Abstract

Glassy sulfide materials have been considered as promising candidates for solid-state electrolytes (SSEs) in lithium and sodium metal (LM and SM) batteries. While much of the current research on lithium glassy SSEs (GSSEs) has focused on the pure sulfide binary Li₂S + P₂S₅ system, we have expanded these efforts by examining mixed-glass-former (MGF) compositions which have mixtures of glass formers, such as P and Si, which allow melt-quenching synthesis under ambient pressure and therefore the use of grain-boundary-free SSEs.

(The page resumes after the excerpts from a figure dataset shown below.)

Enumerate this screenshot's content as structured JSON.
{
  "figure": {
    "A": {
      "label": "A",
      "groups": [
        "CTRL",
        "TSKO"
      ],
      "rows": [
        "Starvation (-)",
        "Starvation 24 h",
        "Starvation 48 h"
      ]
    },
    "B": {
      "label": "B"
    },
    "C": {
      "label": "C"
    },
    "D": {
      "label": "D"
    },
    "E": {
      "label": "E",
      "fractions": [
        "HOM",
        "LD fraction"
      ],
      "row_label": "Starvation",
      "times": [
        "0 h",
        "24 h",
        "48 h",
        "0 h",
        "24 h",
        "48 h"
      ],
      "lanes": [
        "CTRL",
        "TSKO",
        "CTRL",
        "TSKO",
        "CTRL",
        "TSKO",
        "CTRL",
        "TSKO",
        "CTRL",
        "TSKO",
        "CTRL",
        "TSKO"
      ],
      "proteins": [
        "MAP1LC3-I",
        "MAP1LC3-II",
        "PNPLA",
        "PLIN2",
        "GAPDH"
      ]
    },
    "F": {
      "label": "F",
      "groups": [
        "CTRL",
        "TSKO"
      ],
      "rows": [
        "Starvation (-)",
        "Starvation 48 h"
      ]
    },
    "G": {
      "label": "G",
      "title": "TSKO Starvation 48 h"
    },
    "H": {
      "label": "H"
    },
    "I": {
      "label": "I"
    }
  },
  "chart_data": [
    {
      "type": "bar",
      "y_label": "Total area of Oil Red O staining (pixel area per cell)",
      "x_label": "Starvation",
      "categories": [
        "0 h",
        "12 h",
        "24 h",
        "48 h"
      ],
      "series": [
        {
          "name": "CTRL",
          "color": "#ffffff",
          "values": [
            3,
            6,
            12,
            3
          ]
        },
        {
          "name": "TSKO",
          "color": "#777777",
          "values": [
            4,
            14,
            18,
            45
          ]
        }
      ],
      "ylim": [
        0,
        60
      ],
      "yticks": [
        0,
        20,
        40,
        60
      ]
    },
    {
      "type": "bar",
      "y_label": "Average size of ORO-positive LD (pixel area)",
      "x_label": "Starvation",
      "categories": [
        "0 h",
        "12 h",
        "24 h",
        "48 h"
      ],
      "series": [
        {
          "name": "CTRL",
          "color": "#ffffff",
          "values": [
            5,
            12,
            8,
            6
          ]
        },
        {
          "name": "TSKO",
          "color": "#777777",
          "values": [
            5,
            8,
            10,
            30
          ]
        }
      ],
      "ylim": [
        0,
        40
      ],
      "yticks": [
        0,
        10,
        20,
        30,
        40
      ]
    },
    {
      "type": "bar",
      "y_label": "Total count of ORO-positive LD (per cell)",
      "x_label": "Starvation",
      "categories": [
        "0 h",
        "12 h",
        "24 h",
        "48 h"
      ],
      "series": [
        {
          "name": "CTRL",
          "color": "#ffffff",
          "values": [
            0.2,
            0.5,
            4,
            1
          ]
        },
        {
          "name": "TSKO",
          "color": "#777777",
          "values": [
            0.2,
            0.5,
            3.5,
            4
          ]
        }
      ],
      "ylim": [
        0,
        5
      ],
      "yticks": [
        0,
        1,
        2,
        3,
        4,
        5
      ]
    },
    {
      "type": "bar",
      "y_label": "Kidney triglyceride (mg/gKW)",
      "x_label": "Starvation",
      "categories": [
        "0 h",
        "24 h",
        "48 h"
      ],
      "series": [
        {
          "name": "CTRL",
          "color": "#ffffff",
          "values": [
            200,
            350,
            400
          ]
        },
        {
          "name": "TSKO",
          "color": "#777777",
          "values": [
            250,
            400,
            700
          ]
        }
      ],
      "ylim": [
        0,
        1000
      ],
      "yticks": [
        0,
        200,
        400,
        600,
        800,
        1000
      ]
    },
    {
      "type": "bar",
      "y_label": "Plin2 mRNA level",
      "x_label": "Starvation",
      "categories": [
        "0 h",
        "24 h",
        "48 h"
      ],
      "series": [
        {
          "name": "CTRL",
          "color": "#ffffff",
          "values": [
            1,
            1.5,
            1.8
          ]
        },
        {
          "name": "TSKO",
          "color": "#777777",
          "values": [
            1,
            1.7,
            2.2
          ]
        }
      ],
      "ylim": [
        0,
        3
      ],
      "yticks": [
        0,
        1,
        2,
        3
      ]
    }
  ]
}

We have doped these MGF compositions with oxygen to improve the chemical, electrochemical, and thermal properties of these glasses. In this work, we report on the short-range order (SRO), namely atomic-level, structures of Li₂S + SiS₂ + P₂O₅ MGF mixed oxy-sulfide glasses and, for the first time, study the critical current density (CCD) of these Si-doped oxy-sulfide GSSEs in LM symmetric cells. The samples were synthesized by planetary ball milling (PBM), and it was observed that a certain minimum milling time was necessary to achieve a final SRO structure. To address the short-circuiting lithium dendrite (LD) problems that were observed in these GSSEs, we demonstrate a simple and novel strategy for these Si-doped oxy-sulfide GSSEs to engineer the LM-GSSE interface by forming an <i>in situ</i> interlayer via heat treatment. Stable cycling to ∼1200 h at a capacity of 2 mAh·cm^-2 per discharge/charge cycle under a current density of 1 mA·cm^-2 is achieved. These results indicate that these MGF oxy-sulfide GSSEs combined with an optimized interfacial modification may find use in LM, and by extrapolation, SM, batteries.